For these reasons it is important to develop a procedure for generating longer BES. To date, all the large-scale BAC end sequencing projects have used direct sequencing from purified recombinant plasmids. This technology has typically yielded 400–650 nucleotides of BES, in BAC libraries from species as diverse as human (9), mouse (10), A. thaliana (11), rice (12), and papaya (6).
Splinkerettes (13) enable PCR amplification of DNA sequences that lie between a single known primer and a nearby restriction site. The advantage of the splinkerette adaptor is that it forms a hairpin loop in one of the strands, which prevents amplification in the absence of the known primer, thus minimizing the possibility of non-specific amplifications. This feature has made splinkerettes a robust tool for characterizing unknown DNA regions that are adjacent to known sequences (14,15).
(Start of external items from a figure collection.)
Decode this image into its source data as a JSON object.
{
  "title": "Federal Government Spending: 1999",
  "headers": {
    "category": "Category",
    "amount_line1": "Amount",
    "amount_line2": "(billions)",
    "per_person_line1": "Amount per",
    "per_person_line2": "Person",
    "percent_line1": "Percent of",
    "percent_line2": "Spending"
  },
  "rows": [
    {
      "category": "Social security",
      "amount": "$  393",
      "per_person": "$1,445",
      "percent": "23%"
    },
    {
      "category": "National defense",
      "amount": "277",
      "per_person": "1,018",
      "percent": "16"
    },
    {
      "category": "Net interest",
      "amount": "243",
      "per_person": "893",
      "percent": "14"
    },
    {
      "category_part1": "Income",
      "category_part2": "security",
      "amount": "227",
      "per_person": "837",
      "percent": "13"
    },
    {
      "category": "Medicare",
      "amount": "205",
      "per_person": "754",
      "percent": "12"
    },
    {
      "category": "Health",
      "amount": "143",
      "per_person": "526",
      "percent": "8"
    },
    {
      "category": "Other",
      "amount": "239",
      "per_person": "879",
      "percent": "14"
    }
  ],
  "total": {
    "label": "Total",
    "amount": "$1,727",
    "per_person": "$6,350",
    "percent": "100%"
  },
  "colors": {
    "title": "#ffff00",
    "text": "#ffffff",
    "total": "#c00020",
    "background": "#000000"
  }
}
Here we report on the development of a novel splinkerette-based method, suitable for high-throughput application, for generating longer end sequences from large insert library clones, using as a model a carrot (Daucus carota L.) BAC library.
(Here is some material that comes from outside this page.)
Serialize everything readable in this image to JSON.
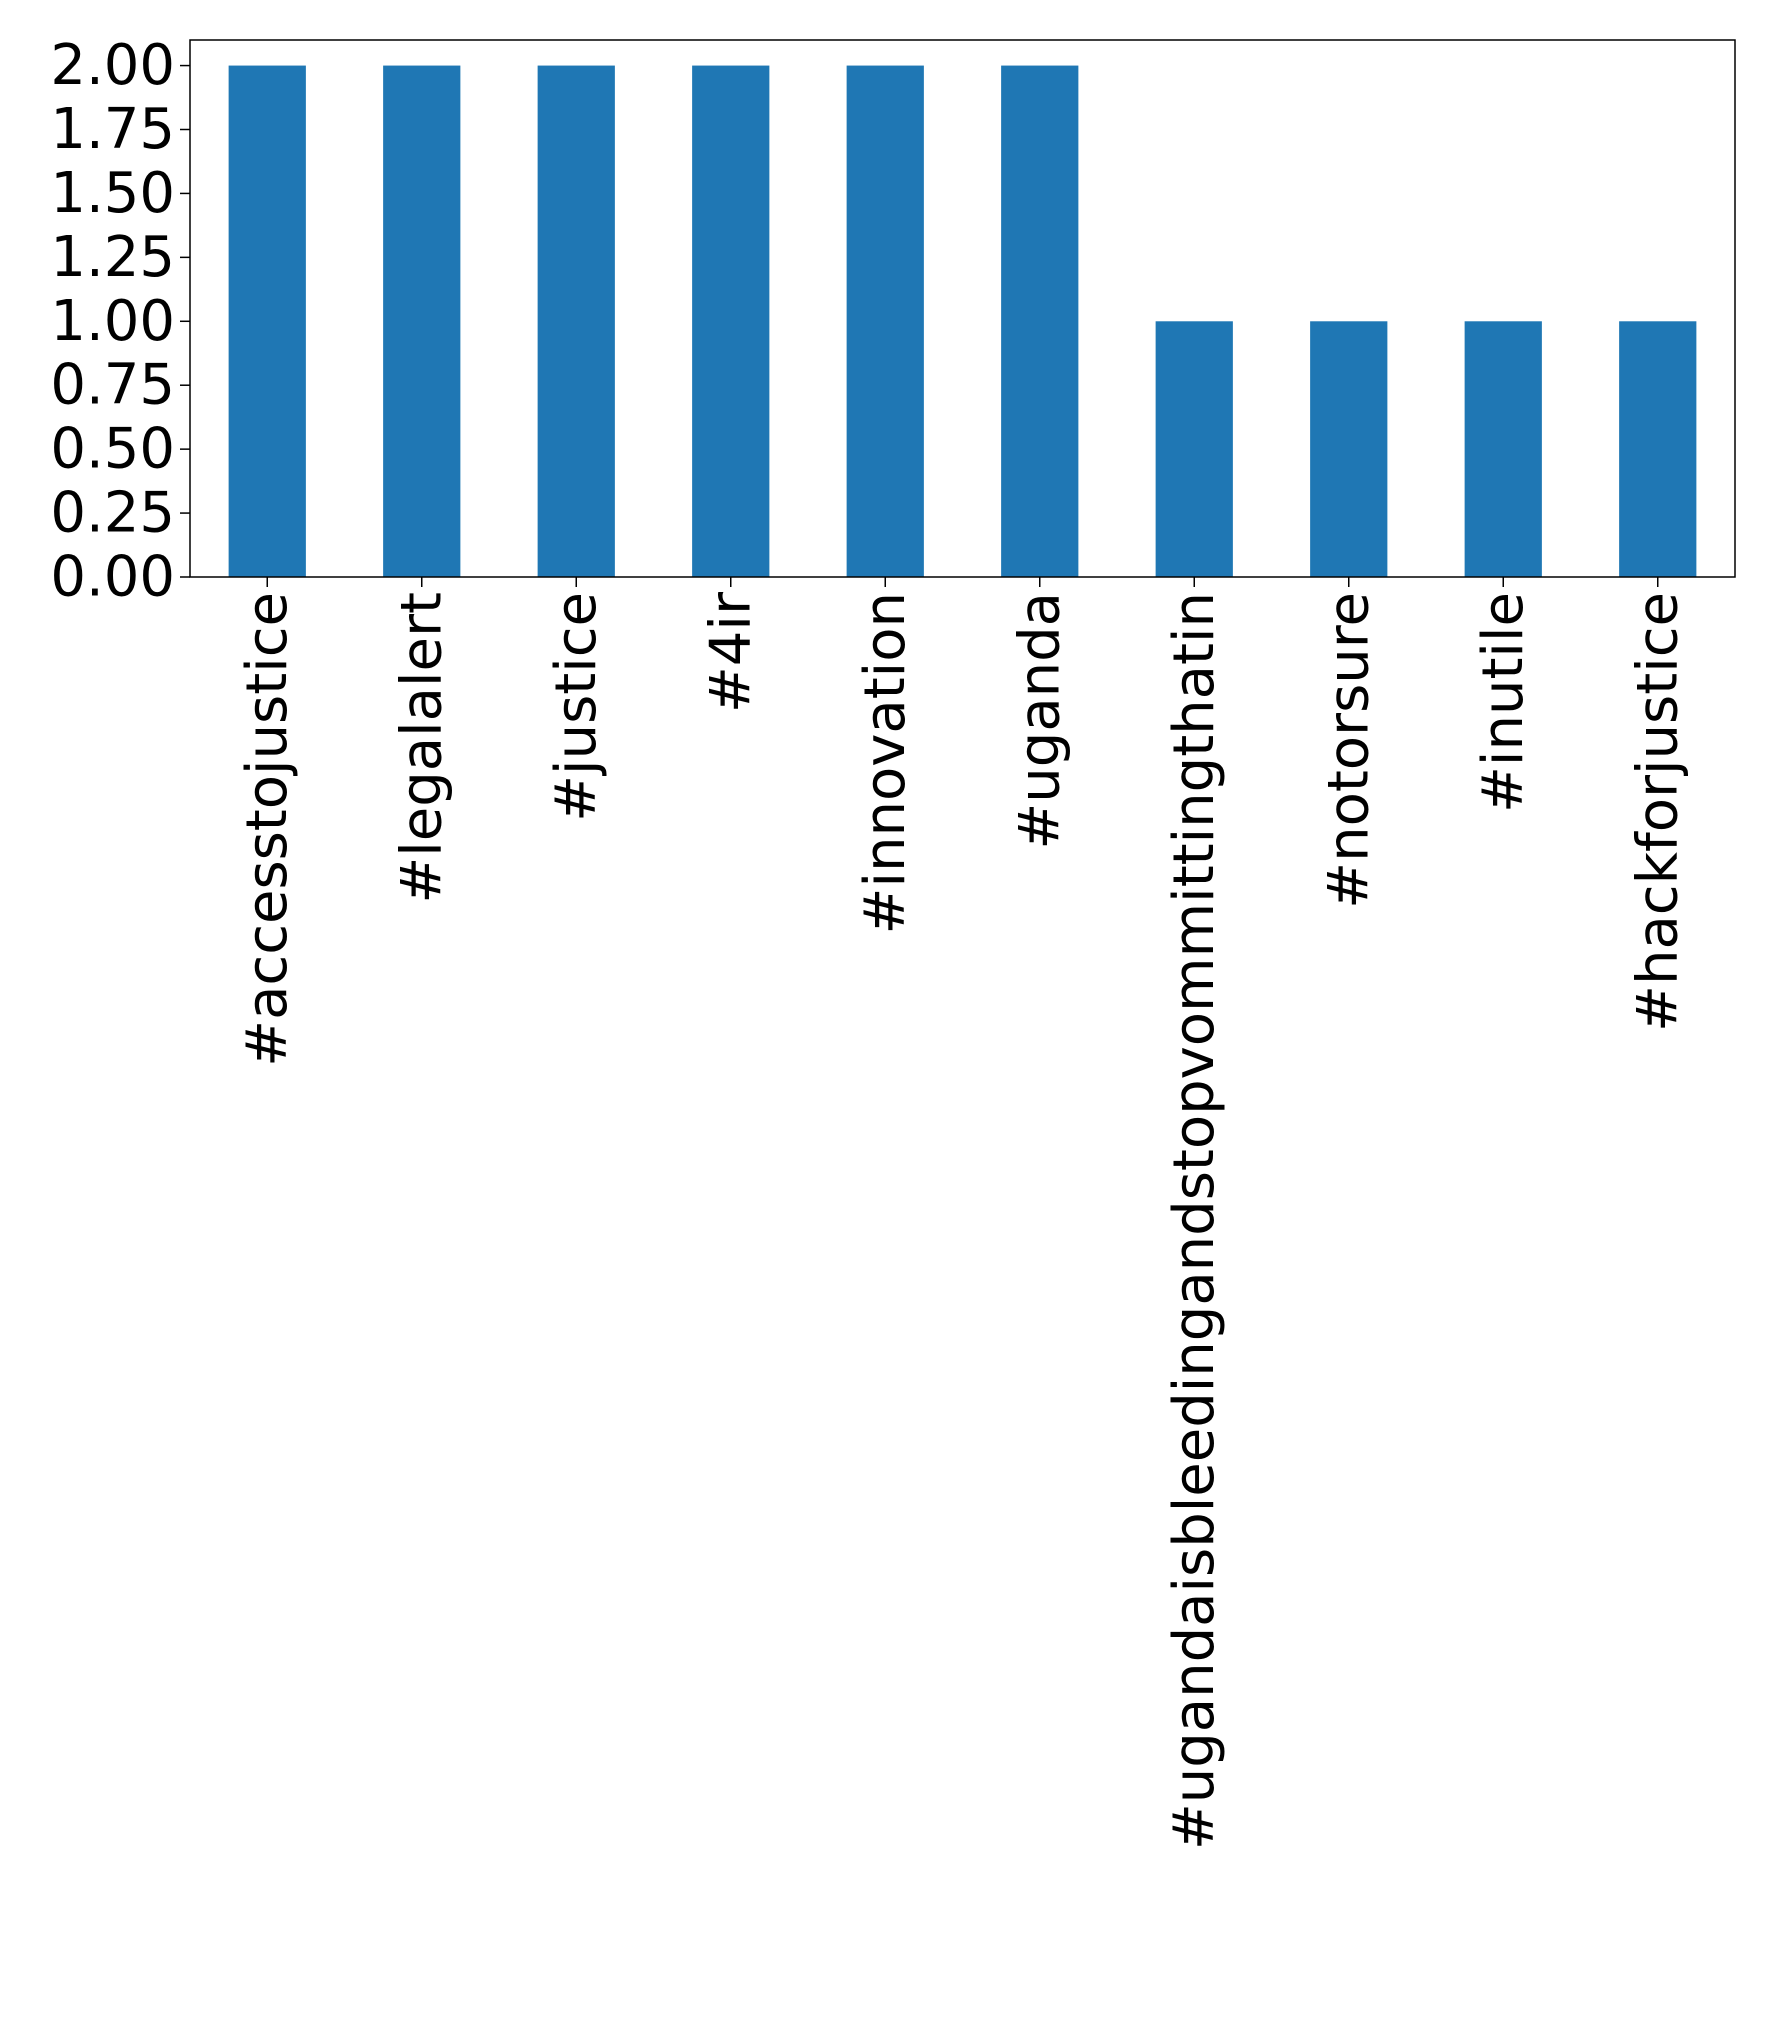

Materials and methods BAC library, vector and splinkerette componentsA BamHI BAC library of carrot (16) was used as source of large insert DNA clones. The BamHI cloning site of the vector pIndigoBAC-5 (Epicenter Technologies, Madison, WI, USA) is flanked 5' and 3′ by the manufacturer's described pIndigoBAC-5 forward and reverse sequencing primers, which we termed VL1 (for vector left primer 1) and VR1 (for vector right primer 1), respectively. Two additional nested primers, VL2 (5'-GCCAGTGAATTGTAATAC-GACTCACTAT-3') and VR2 (5'-CACACAGGAAACAGCTATGACCATGATT-3'), were designed -57 and +96 bases from the cloning site, respectively, and used for sequencing of the insert ends. The splinkerettes were made by duplexing the top strand 5'-CGAATCGTAACCGTTCGTACGAGAATTCGTACGAGAATCGCTGTCCTCTCCAACGAGCCAAGG-3' and the bottom strand 5'-XXXXCCTTGGCTCGTTTTTTTTTGCAAAAA-3', where XXXX is the overhang compatible with the cohesive ends left by the restriction enzyme used (e.g., AATT for MunI, GATC for BglII, or TCGA for SalI). The annealing reaction contained both oligonucleotides (40 µM each), 10 mM Tris-HCl (pH 7.4), 5 mM MgCl2, and was performed in a thermocycler by heating the solution to 65°C for 10 min and cooling 1°C/min to 4°C. The external and internal (nested) splinkerette primers, Splk1 (5'-CGAATCGTAACCGTTCGTACGAGAA-3') and Splk2 (5'-TTCGTACGAGAATCGCTGTCCTCTCC-3'), used in PCR and sequencing reactions, respectively, were the same as originally described (13).